The High Court judge decided that Tyco did have the benefit of clause 13.5 and was not liable to Rolls-Royce for the flooding. Rolls-Royce appealed.The Court of Appeal held that Tyco did not have the benefit of any joint names insurance for the existing structures and was liable to Rolls-Royce in respect of damage to such existing structures. The Court of Appeal considered the word 'others' was undefined and did not include Tyco, and emphasised the difference between 'contractors' in lower case and 'Contractor' in the two parts of the clause to mean that Rolls-Royce was not obliged to obtain joint names insurance to cover Tyco in respect of the existing structures.

As to the issue of the rule of law that co-insureds cannot recover losses from each other: the Court of Appeal did not decide the issue but it made observations indicating that no such rule exists, and that such matters would turn on the proper construction of the contract between the parties.
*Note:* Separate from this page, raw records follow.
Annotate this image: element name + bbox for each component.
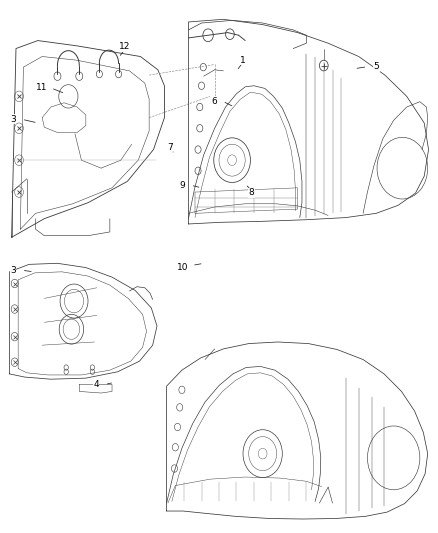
Text: 11: 11 bbox=[36, 83, 48, 92]
Text: 9: 9 bbox=[179, 181, 185, 190]
Text: 7: 7 bbox=[167, 143, 173, 152]
Text: 6: 6 bbox=[211, 96, 217, 106]
Text: 10: 10 bbox=[177, 263, 189, 272]
Text: 5: 5 bbox=[373, 62, 379, 71]
Text: 4: 4 bbox=[93, 380, 99, 389]
Text: 3: 3 bbox=[10, 115, 16, 124]
Text: 3: 3 bbox=[10, 266, 16, 274]
Text: 1: 1 bbox=[240, 56, 246, 64]
Text: 8: 8 bbox=[249, 188, 254, 197]
Text: 12: 12 bbox=[120, 43, 131, 52]
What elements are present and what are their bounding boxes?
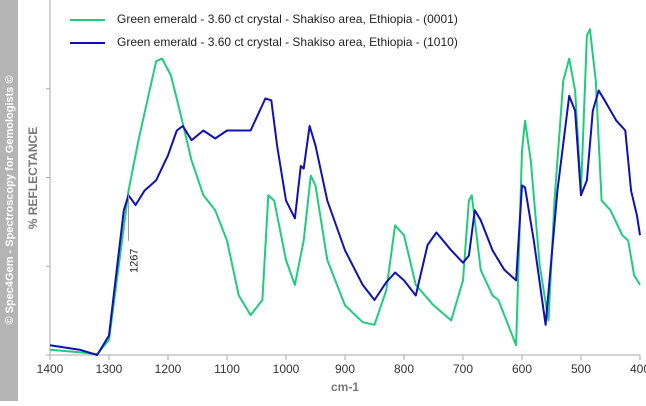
x-tick-label: 1200 (155, 362, 182, 376)
series-line (49, 89, 641, 356)
x-tick-label: 600 (512, 362, 532, 376)
legend-label: Green emerald - 3.60 ct crystal - Shakis… (117, 12, 458, 26)
x-tick-label: 400 (630, 362, 646, 376)
x-tick-label: 900 (335, 362, 355, 376)
side-note: © Spec4Gem - Spectroscopy for Gemologist… (4, 75, 16, 324)
x-tick-label: 1000 (273, 362, 300, 376)
series-line (49, 28, 641, 356)
legend-label: Green emerald - 3.60 ct crystal - Shakis… (117, 35, 458, 49)
x-axis-label: cm-1 (331, 380, 359, 394)
side-strip (0, 0, 18, 401)
x-tick-label: 700 (453, 362, 473, 376)
x-tick-label: 800 (394, 362, 414, 376)
x-tick-label: 1400 (37, 362, 64, 376)
x-tick-label: 500 (571, 362, 591, 376)
x-tick-label: 1300 (96, 362, 123, 376)
x-tick-label: 1100 (214, 362, 240, 376)
annotation-label: 1267 (128, 249, 140, 273)
y-axis-label: % REFLECTANCE (26, 127, 40, 229)
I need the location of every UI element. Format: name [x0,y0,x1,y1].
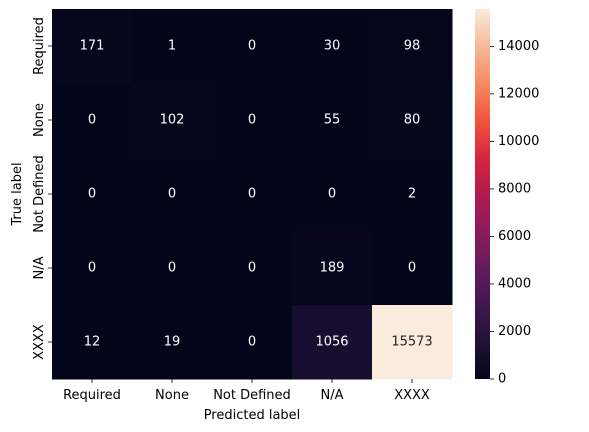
heatmap-cell [132,157,213,232]
heatmap-cell-label: 171 [80,39,105,54]
colorbar-tick-label: 10000 [498,134,539,149]
colorbar-tick-label: 12000 [498,86,539,101]
heatmap-cell-label: 0 [328,187,336,202]
heatmap-cell [372,157,453,232]
heatmap-cell-label: 2 [408,187,416,202]
heatmap-cell [52,157,133,232]
heatmap-cell-label: 0 [168,261,176,276]
heatmap-cell-label: 1 [168,39,176,54]
heatmap-cell [132,231,213,306]
heatmap-cell-label: 80 [404,113,421,128]
y-tick-label: XXXX [32,324,47,360]
x-tick-label: N/A [321,388,344,403]
heatmap-cell [132,83,213,158]
heatmap-cell [292,157,373,232]
heatmap-cell [212,9,293,84]
heatmap-cell-label: 19 [164,335,181,350]
heatmap-cell [132,9,213,84]
x-axis-ticks: Required None Not Defined N/A XXXX [63,379,430,403]
heatmap-cell [52,83,133,158]
colorbar-tick-label: 6000 [498,229,531,244]
heatmap-cell-label: 0 [248,113,256,128]
heatmap-cell [52,9,133,84]
heatmap-cell-label: 0 [408,261,416,276]
heatmap-cell-labels: 171 1 0 30 98 0 102 0 55 80 0 0 0 0 2 0 0 0 189 0 12 19 0 1056 1… [80,39,433,350]
y-axis-ticks: Required None Not Defined N/A XXXX [32,17,52,360]
heatmap-cell-label: 0 [248,335,256,350]
colorbar-tick-label: 4000 [498,276,531,291]
heatmap-cell-label: 55 [324,113,341,128]
heatmap-cell-label: 0 [248,261,256,276]
y-tick-label: Required [32,17,47,75]
colorbar-tick-label: 0 [498,372,506,387]
heatmap-cell [292,305,373,380]
y-tick-label: None [32,103,47,137]
heatmap-cell [372,305,453,380]
y-axis-label: True label [10,162,25,226]
heatmap-cell [52,231,133,306]
x-axis-label: Predicted label [204,408,301,423]
colorbar-tick-label: 2000 [498,324,531,339]
heatmap-cell-label: 1056 [315,335,348,350]
colorbar-tick-label: 14000 [498,39,539,54]
colorbar [475,9,490,379]
heatmap-cell [372,83,453,158]
heatmap-cell-label: 0 [248,187,256,202]
x-tick-label: Not Defined [213,388,291,403]
y-tick-label: Not Defined [32,155,47,233]
heatmap-cell-label: 12 [84,335,101,350]
heatmap-cell [292,9,373,84]
heatmap-cell-label: 98 [404,39,421,54]
heatmap-cell [212,83,293,158]
heatmap-cell-label: 0 [88,261,96,276]
x-tick-label: Required [63,388,121,403]
heatmap-cells [52,9,453,380]
x-tick-label: XXXX [394,388,430,403]
heatmap-cell [52,305,133,380]
heatmap-cell-label: 102 [160,113,185,128]
heatmap-cell-label: 0 [168,187,176,202]
heatmap-cell [212,305,293,380]
heatmap-cell [292,83,373,158]
heatmap-cell [212,157,293,232]
y-tick-label: N/A [32,256,47,279]
heatmap-cell-label: 189 [320,261,345,276]
heatmap-cell-label: 30 [324,39,341,54]
colorbar-ticks: 0 2000 4000 6000 8000 10000 12000 14000 [490,39,539,387]
heatmap-cell-label: 15573 [391,335,432,350]
heatmap-cell [132,305,213,380]
heatmap-cell [212,231,293,306]
heatmap-cell [292,231,373,306]
heatmap-cell-label: 0 [248,39,256,54]
x-tick-label: None [155,388,189,403]
heatmap-cell [372,9,453,84]
colorbar-tick-label: 8000 [498,181,531,196]
heatmap-cell-label: 0 [88,187,96,202]
heatmap-cell [372,231,453,306]
heatmap-cell-label: 0 [88,113,96,128]
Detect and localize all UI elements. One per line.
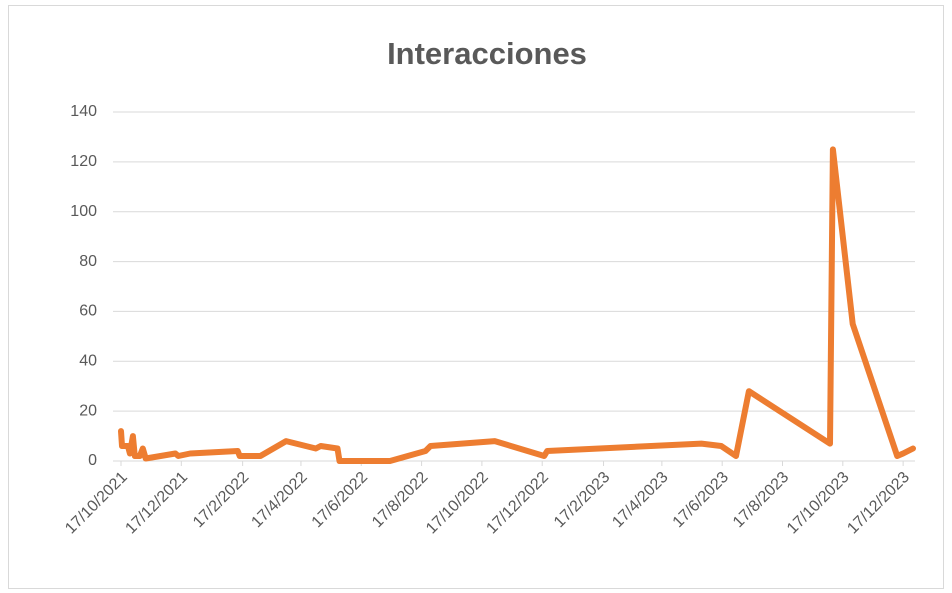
y-tick-label: 140 xyxy=(70,103,97,120)
y-tick-label: 80 xyxy=(79,253,97,270)
chart-frame xyxy=(8,5,944,589)
y-tick-label: 20 xyxy=(79,402,97,419)
y-tick-label: 0 xyxy=(88,452,97,469)
y-tick-label: 60 xyxy=(79,303,97,320)
data-line xyxy=(118,146,916,464)
y-tick-label: 100 xyxy=(70,203,97,220)
chart-title: Interacciones xyxy=(387,36,587,71)
y-tick-label: 120 xyxy=(70,153,97,170)
y-tick-label: 40 xyxy=(79,353,97,370)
This case highlights the importance of the precise wording in contracts containing clauses for joint names insurance, as the question of whether certain risks have been passed from the co-insured parties to the insurer will turn on the interpretation of the contract in question.

If it is intended that liability will be excluded to the extent that the joint names insurance policy responds to the loss, this must be in clear terms ensuring that the insurance and indemnity provisions are consistent with each other, otherwise a contractor and its subcontractors may not be protected from a subrogated claim, defeating the intended purpose of joint names insurance.